Smollett faces six counts of disorderly conduct, special prosecutor Dan Webb said in a statement.
Smollett, who is black and gay, was originally charged with disorderly conduct last February for allegedly staging the attack and lying about it to investigators. The charges were dropped the following month with little explanation, angering police officials and then-Mayor Rahm Emanuel.
Tina Glandian, Smollett’s attorney, did not immediately return a call for comment Tuesday.
Smollett told police he was walking home early on Jan. 29, 2019, when two masked men approached him, made racist and homophobic insults, beat him and looped a noose around his neck before fleeing. He said his assailants, at least one of whom he said was white, told him he was in “MAGA country”—a reference to President Donald Trump’s campaign slogan, “Make America Great Again.”
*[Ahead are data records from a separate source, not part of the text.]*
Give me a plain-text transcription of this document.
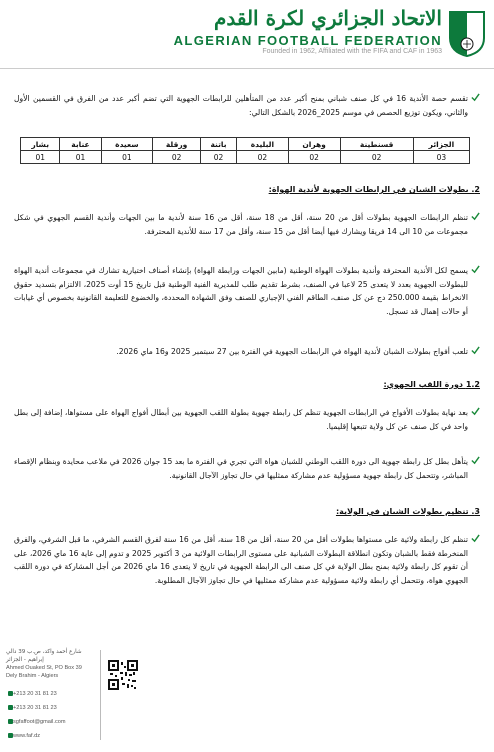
الاتحاد الجزائري لكرة القدم
ALGERIAN FOOTBALL FEDERATION
Founded in 1962, Affiliated with the FIFA and CAF in 1963
تقسم حصة الأندية 16 في كل صنف شباني بمنح أكبر عدد من المتأهلين للرابطات الجهوية التي تضم أكبر عدد من الفرق في القسمين الأول والثاني، ويكون توزيع الحصص في موسم 2025_2026 بالشكل التالي:
الجزائر	قسنطينة	وهران	البليدة	باتنة	ورقلة	سعيدة	عنابة	بشار
03	02	02	02	02	02	01	01	01
2. بطولات الشبان في الرابطات الجهوية لأندية الهواة:
تنظم الرابطات الجهوية بطولات أقل من 20 سنة، أقل من 18 سنة، أقل من 16 سنة لأندية ما بين الجهات وأندية القسم الجهوي في شكل مجموعات من 10 الى 14 فريقا ويشارك فيها أيضا أقل من 15 سنة، وأقل من 17 سنة للأندية المحترفة.
يسمح لكل الأندية المحترفة وأندية بطولات الهواة الوطنية (مابين الجهات ورابطة الهواة) بإنشاء أصناف اختيارية تشارك في مجموعات أندية الهواة للبطولات الجهوية بعدد لا يتعدى 25 لاعبا في الصنف، بشرط تقديم طلب للمديرية الفنية الوطنية قبل تاريخ 15 أوت 2025، الالتزام بتسديد حقوق الانخراط بقيمة 250.000 دج عن كل صنف، الطاقم الفني الإجباري للصنف وفق الشهادة المحددة، والخضوع للتعليمة القانونية بخصوص أي غيابات أو حالات إهمال قد تسجل.
تلعب أفواج بطولات الشبان لأندية الهواة في الرابطات الجهوية في الفترة بين 27 سبتمبر 2025 و16 ماي 2026.
1.2 دورة اللقب الجهوي:
بعد نهاية بطولات الأفواج في الرابطات الجهوية تنظم كل رابطة جهوية بطولة اللقب الجهوية بين أبطال أفواج الهواة على مستواها، إضافة إلى بطل واحد في كل صنف عن كل ولاية تتبعها إقليميا.
يتأهل بطل كل رابطة جهوية الى دورة اللقب الوطني للشبان هواة التي تجري في الفترة ما بعد 15 جوان 2026 في ملاعب محايدة وبنظام الإقصاء المباشر، وتتحمل كل رابطة جهوية مسؤولية عدم مشاركة ممثليها في حال تجاوز الآجال القانونية.
3. تنظيم بطولات الشبان في الولاية:
تنظم كل رابطة ولائية على مستواها بطولات أقل من 20 سنة، أقل من 18 سنة، أقل من 16 سنة لفرق القسم الشرفي، ما قبل الشرفي، والفرق المنخرطة فقط بالشبان وتكون انطلاقة البطولات الشبانية على مستوى الرابطات الولائية من 3 أكتوبر 2025 و تدوم إلى غاية 16 ماي 2026، على أن تقوم كل رابطة ولائية بمنح بطل الولاية في كل صنف الى الرابطة الجهوية في تاريخ لا يتعدى 16 ماي 2026 من أجل المشاركة في دورة اللقب الجهوي هواة، وتتحمل أي رابطة ولائية مسؤولية عدم مشاركة ممثليها في حال تجاوز الآجال المطلوبة.
شارع أحمد واكد، ص.ب 39 دالي إبراهيم - الجزائر
Ahmed Ouaked St, PO Box 39
Dely Brahim - Algiers
+213 20 31 81 23
+213 20 31 81 23
sgfaffoot@gmail.com
www.faf.dz
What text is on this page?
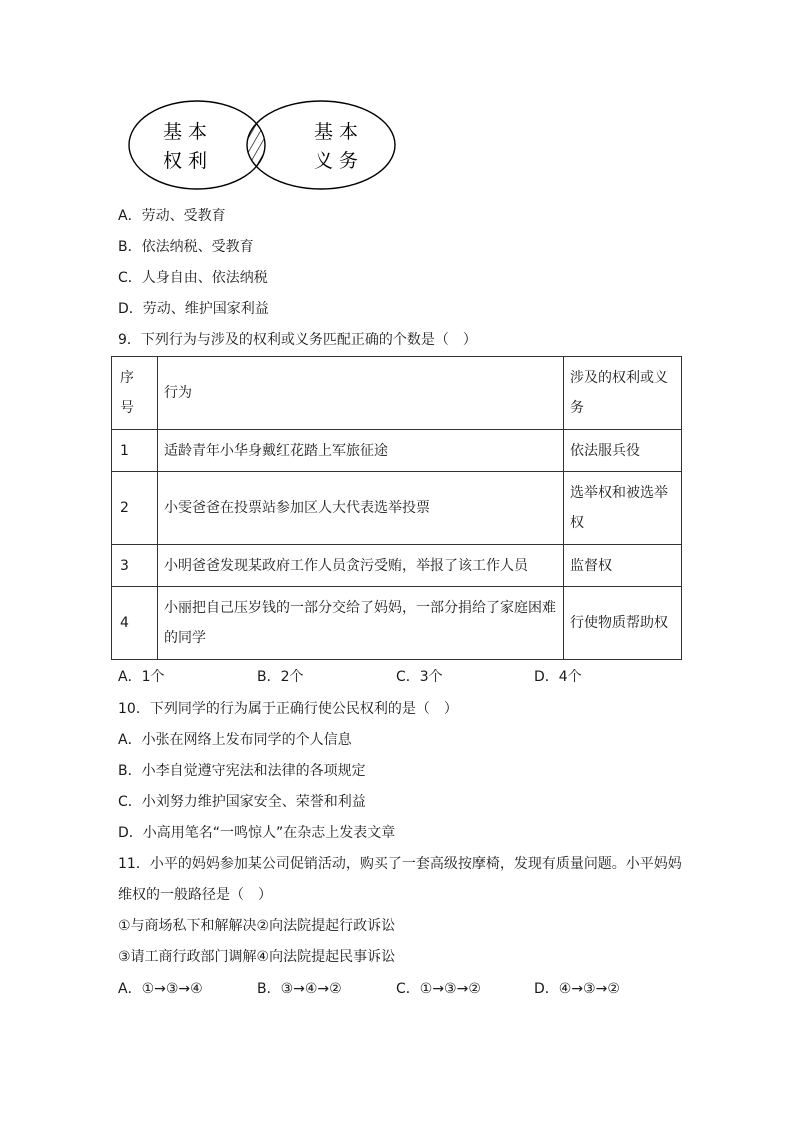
基 本
权 利
基 本
义 务
A．劳动、受教育
B．依法纳税、受教育
C．人身自由、依法纳税
D．劳动、维护国家利益
9．下列行为与涉及的权利或义务匹配正确的个数是（　）
序号	行为	涉及的权利或义务

1	适龄青年小华身戴红花踏上军旅征途	依法服兵役
2	小雯爸爸在投票站参加区人大代表选举投票	选举权和被选举权

3	小明爸爸发现某政府工作人员贪污受贿，举报了该工作人员	监督权
4	小丽把自己压岁钱的一部分交给了妈妈，一部分捐给了家庭困难的同学	行使物质帮助权
A．1个	B．2个	C．3个	D．4个
10．下列同学的行为属于正确行使公民权利的是（　）
A．小张在网络上发布同学的个人信息
B．小李自觉遵守宪法和法律的各项规定
C．小刘努力维护国家安全、荣誉和利益
D．小高用笔名“一鸣惊人”在杂志上发表文章
11．小平的妈妈参加某公司促销活动，购买了一套高级按摩椅，发现有质量问题。小平妈妈
维权的一般路径是（　）
①与商场私下和解解决②向法院提起行政诉讼
③请工商行政部门调解④向法院提起民事诉讼
A．①→③→④	B．③→④→②	C．①→③→②	D．④→③→②
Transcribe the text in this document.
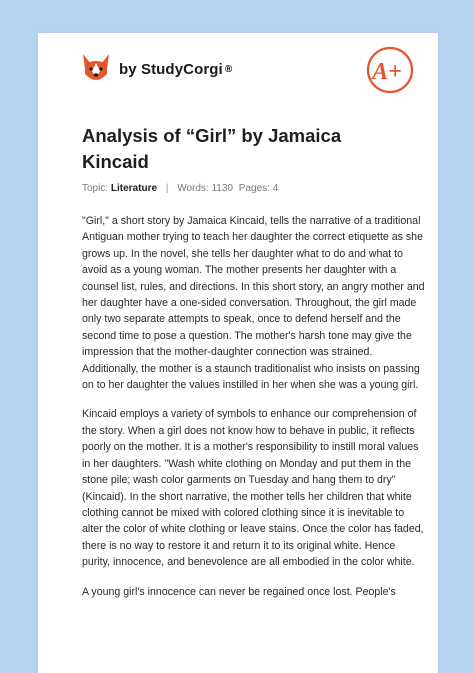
by StudyCorgi ®	A+
Analysis of “Girl” by Jamaica Kincaid
Topic: Literature | Words: 1130 Pages: 4

"Girl," a short story by Jamaica Kincaid, tells the narrative of a traditional Antiguan mother trying to teach her daughter the correct etiquette as she grows up. In the novel, she tells her daughter what to do and what to avoid as a young woman. The mother presents her daughter with a counsel list, rules, and directions. In this short story, an angry mother and her daughter have a one-sided conversation. Throughout, the girl made only two separate attempts to speak, once to defend herself and the second time to pose a question. The mother's harsh tone may give the impression that the mother-daughter connection was strained. Additionally, the mother is a staunch traditionalist who insists on passing on to her daughter the values instilled in her when she was a young girl.

Kincaid employs a variety of symbols to enhance our comprehension of the story. When a girl does not know how to behave in public, it reflects poorly on the mother. It is a mother's responsibility to instill moral values in her daughters. "Wash white clothing on Monday and put them in the stone pile; wash color garments on Tuesday and hang them to dry" (Kincaid). In the short narrative, the mother tells her children that white clothing cannot be mixed with colored clothing since it is inevitable to alter the color of white clothing or leave stains. Once the color has faded, there is no way to restore it and return it to its original white. Hence purity, innocence, and benevolence are all embodied in the color white.

A young girl's innocence can never be regained once lost. People's
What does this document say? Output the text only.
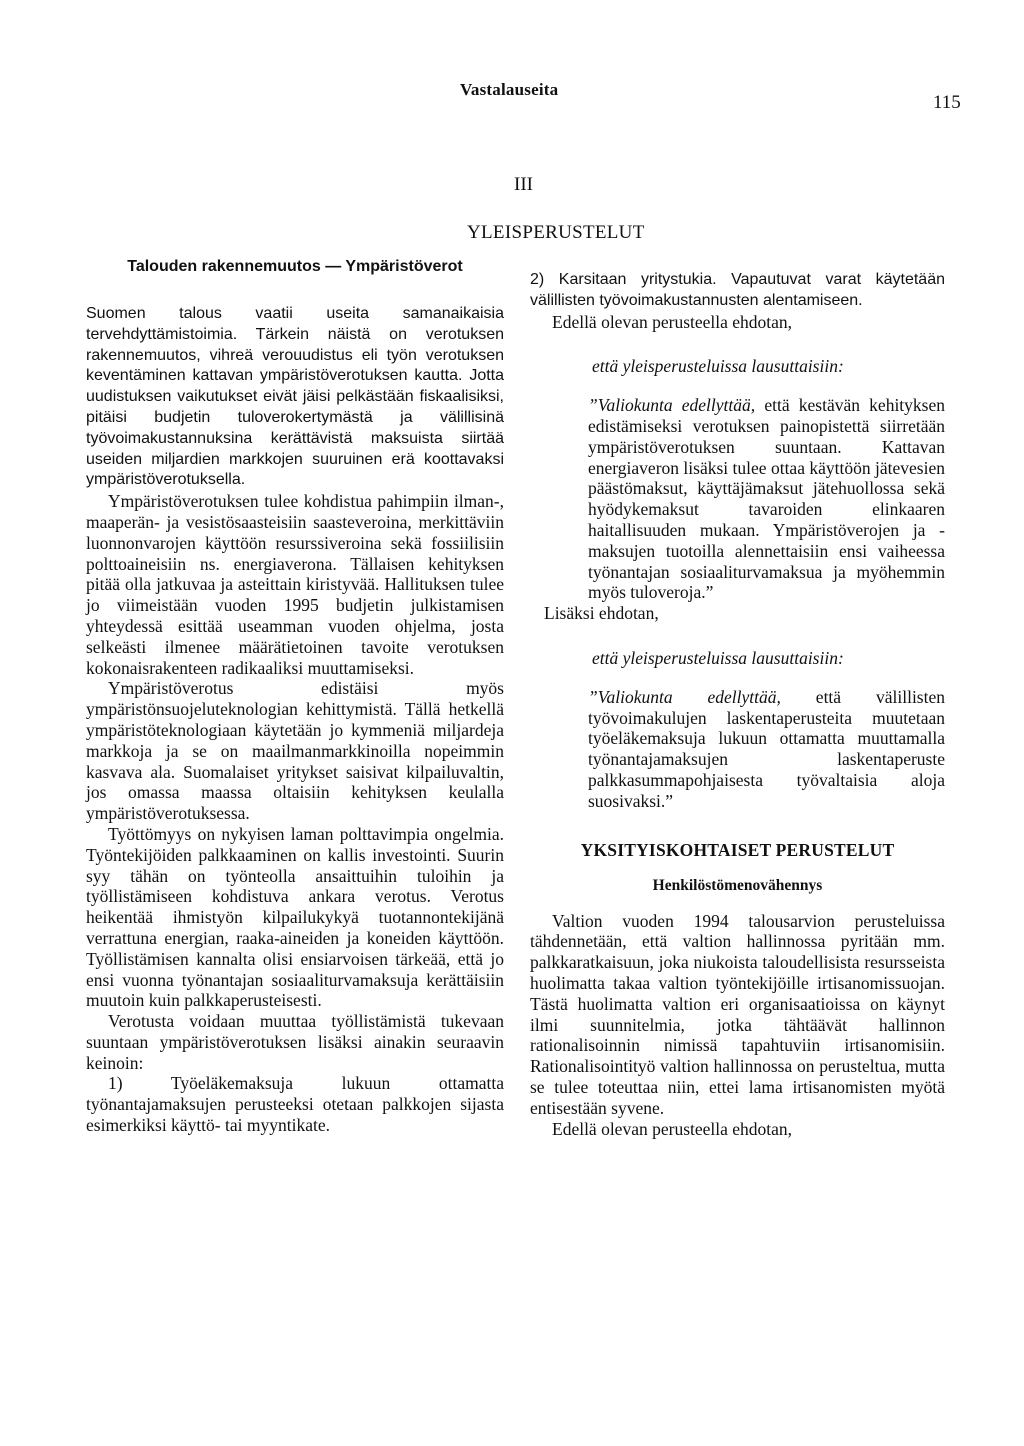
Vastalauseita
115
III
YLEISPERUSTELUT
Talouden rakennemuutos — Ympäristöverot

Suomen talous vaatii useita samanaikaisia tervehdyttämistoimia. Tärkein näistä on verotuksen rakennemuutos, vihreä verouudistus eli työn verotuksen keventäminen kattavan ympäristöverotuksen kautta. Jotta uudistuksen vaikutukset eivät jäisi pelkästään fiskaalisiksi, pitäisi budjetin tuloverokertymästä ja välillisinä työvoimakustannuksina kerättävistä maksuista siirtää useiden miljardien markkojen suuruinen erä koottavaksi ympäristöverotuksella.

Ympäristöverotuksen tulee kohdistua pahimpiin ilman-, maaperän- ja vesistösaasteisiin saasteveroina, merkittäviin luonnonvarojen käyttöön resurssiveroina sekä fossiilisiin polttoaineisiin ns. energiaverona. Tällaisen kehityksen pitää olla jatkuvaa ja asteittain kiristyvää. Hallituksen tulee jo viimeistään vuoden 1995 budjetin julkistamisen yhteydessä esittää useamman vuoden ohjelma, josta selkeästi ilmenee määrätietoinen tavoite verotuksen kokonaisrakenteen radikaaliksi muuttamiseksi.

Ympäristöverotus edistäisi myös ympäristönsuojeluteknologian kehittymistä. Tällä hetkellä ympäristöteknologiaan käytetään jo kymmeniä miljardeja markkoja ja se on maailmanmarkkinoilla nopeimmin kasvava ala. Suomalaiset yritykset saisivat kilpailuvaltin, jos omassa maassa oltaisiin kehityksen keulalla ympäristöverotuksessa.

Työttömyys on nykyisen laman polttavimpia ongelmia. Työntekijöiden palkkaaminen on kallis investointi. Suurin syy tähän on työnteolla ansaittuihin tuloihin ja työllistämiseen kohdistuva ankara verotus. Verotus heikentää ihmistyön kilpailukykyä tuotannontekijänä verrattuna energian, raaka-aineiden ja koneiden käyttöön. Työllistämisen kannalta olisi ensiarvoisen tärkeää, että jo ensi vuonna työnantajan sosiaaliturvamaksuja kerättäisiin muutoin kuin palkkaperusteisesti.

Verotusta voidaan muuttaa työllistämistä tukevaan suuntaan ympäristöverotuksen lisäksi ainakin seuraavin keinoin:

1) Työeläkemaksuja lukuun ottamatta työnantajamaksujen perusteeksi otetaan palkkojen sijasta esimerkiksi käyttö- tai myyntikate.

2) Karsitaan yritystukia. Vapautuvat varat käytetään välillisten työvoimakustannusten alentamiseen.

Edellä olevan perusteella ehdotan,

että yleisperusteluissa lausuttaisiin:

”Valiokunta edellyttää, että kestävän kehityksen edistämiseksi verotuksen painopistettä siirretään ympäristöverotuksen suuntaan. Kattavan energiaveron lisäksi tulee ottaa käyttöön jätevesien päästömaksut, käyttäjämaksut jätehuollossa sekä hyödykemaksut tavaroiden elinkaaren haitallisuuden mukaan. Ympäristöverojen ja -maksujen tuotoilla alennettaisiin ensi vaiheessa työnantajan sosiaaliturvamaksua ja myöhemmin myös tuloveroja.”

Lisäksi ehdotan,

että yleisperusteluissa lausuttaisiin:

”Valiokunta edellyttää, että välillisten työvoimakulujen laskentaperusteita muutetaan työeläkemaksuja lukuun ottamatta muuttamalla työnantajamaksujen laskentaperuste palkkasummapohjaisesta työvaltaisia aloja suosivaksi.”

YKSITYISKOHTAISET PERUSTELUT
Henkilöstömenovähennys

Valtion vuoden 1994 talousarvion perusteluissa tähdennetään, että valtion hallinnossa pyritään mm. palkkaratkaisuun, joka niukoista taloudellisista resursseista huolimatta takaa valtion työntekijöille irtisanomissuojan. Tästä huolimatta valtion eri organisaatioissa on käynyt ilmi suunnitelmia, jotka tähtäävät hallinnon rationalisoinnin nimissä tapahtuviin irtisanomisiin. Rationalisointityö valtion hallinnossa on perusteltua, mutta se tulee toteuttaa niin, ettei lama irtisanomisten myötä entisestään syvene.

Edellä olevan perusteella ehdotan,
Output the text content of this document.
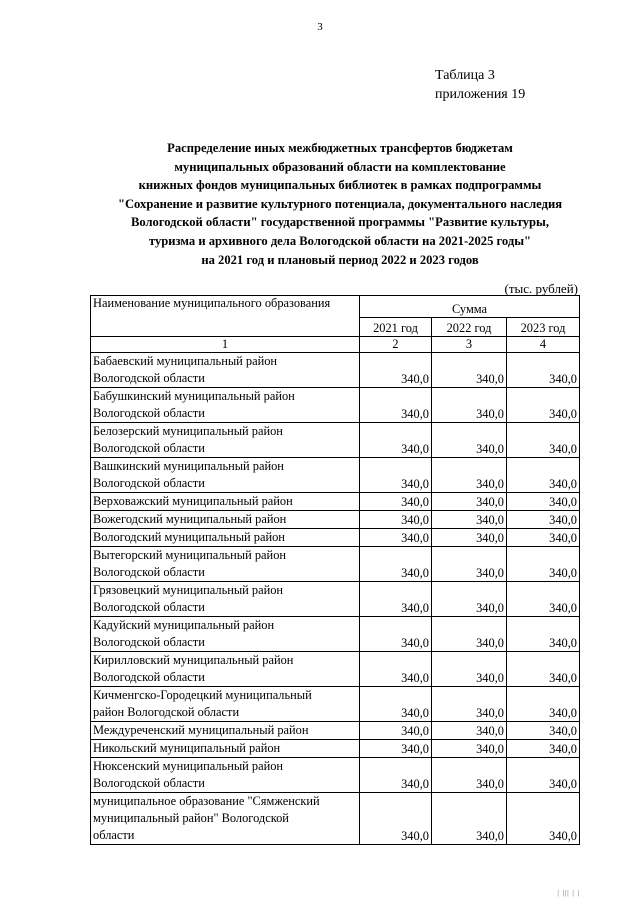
3
Таблица 3
приложения 19
Распределение иных межбюджетных трансфертов бюджетам
муниципальных образований области на комплектование
книжных фондов муниципальных библиотек в рамках подпрограммы
"Сохранение и развитие культурного потенциала, документального наследия
Вологодской области" государственной программы "Развитие культуры,
туризма и архивного дела Вологодской области на 2021-2025 годы"
на 2021 год и плановый период 2022 и 2023 годов
(тыс. рублей)
Наименование муниципального образования	Сумма		
	2021 год	2022 год	2023 год
1	2	3	4

Бабаевский муниципальный район
Вологодской области	340,0	340,0	340,0

Бабушкинский муниципальный район
Вологодской области	340,0	340,0	340,0

Белозерский муниципальный район
Вологодской области	340,0	340,0	340,0

Вашкинский муниципальный район
Вологодской области	340,0	340,0	340,0

Верховажский муниципальный район	340,0	340,0	340,0

Вожегодский муниципальный район	340,0	340,0	340,0

Вологодский муниципальный район	340,0	340,0	340,0

Вытегорский муниципальный район
Вологодской области	340,0	340,0	340,0

Грязовецкий муниципальный район
Вологодской области	340,0	340,0	340,0

Кадуйский муниципальный район
Вологодской области	340,0	340,0	340,0

Кирилловский муниципальный район
Вологодской области	340,0	340,0	340,0

Кичменгско-Городецкий муниципальный
район Вологодской области	340,0	340,0	340,0

Междуреченский муниципальный район	340,0	340,0	340,0

Никольский муниципальный район	340,0	340,0	340,0

Нюксенский муниципальный район
Вологодской области	340,0	340,0	340,0

муниципальное образование "Сямженский
муниципальный район" Вологодской
области	340,0	340,0	340,0
| ||| | |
Several weeks later, authorities alleged that Smollett had paid two black friends $3,500 to help him stage the attack because he was unhappy with his salary as an actor on “Empire” and wanted to drum up publicity for his career.
A judge in August appointed Webb, a former U.S. attorney, as a special prosecutor to look into why the original charges were dropped. Webb also was looking into whether calls that Cook County State’s Attorney Kim Foxx had with a Smollett relative and an ex-aide of former first lady Michelle Obama unduly influenced the decision to drop charges. Foxx recused herself from the case but continued to weigh in.
The city has sued Smollett, seeking reimbursement of more than $130,000 for overtime paid to officers who were involved in investigating Smollett’s report. Smollett’s attorneys have said the city should not be allowed to recover costs from Smollett because it accepted $10,000 from the actor “as payment in full in connection with the dismissal of the charges against him.”
Smollett’s case has become an issue in Foxx’s bid for a second term. Her opponents have pointed to the case as indicating she has bad judgment and favors the rich and powerful in deciding who will be prosecuted.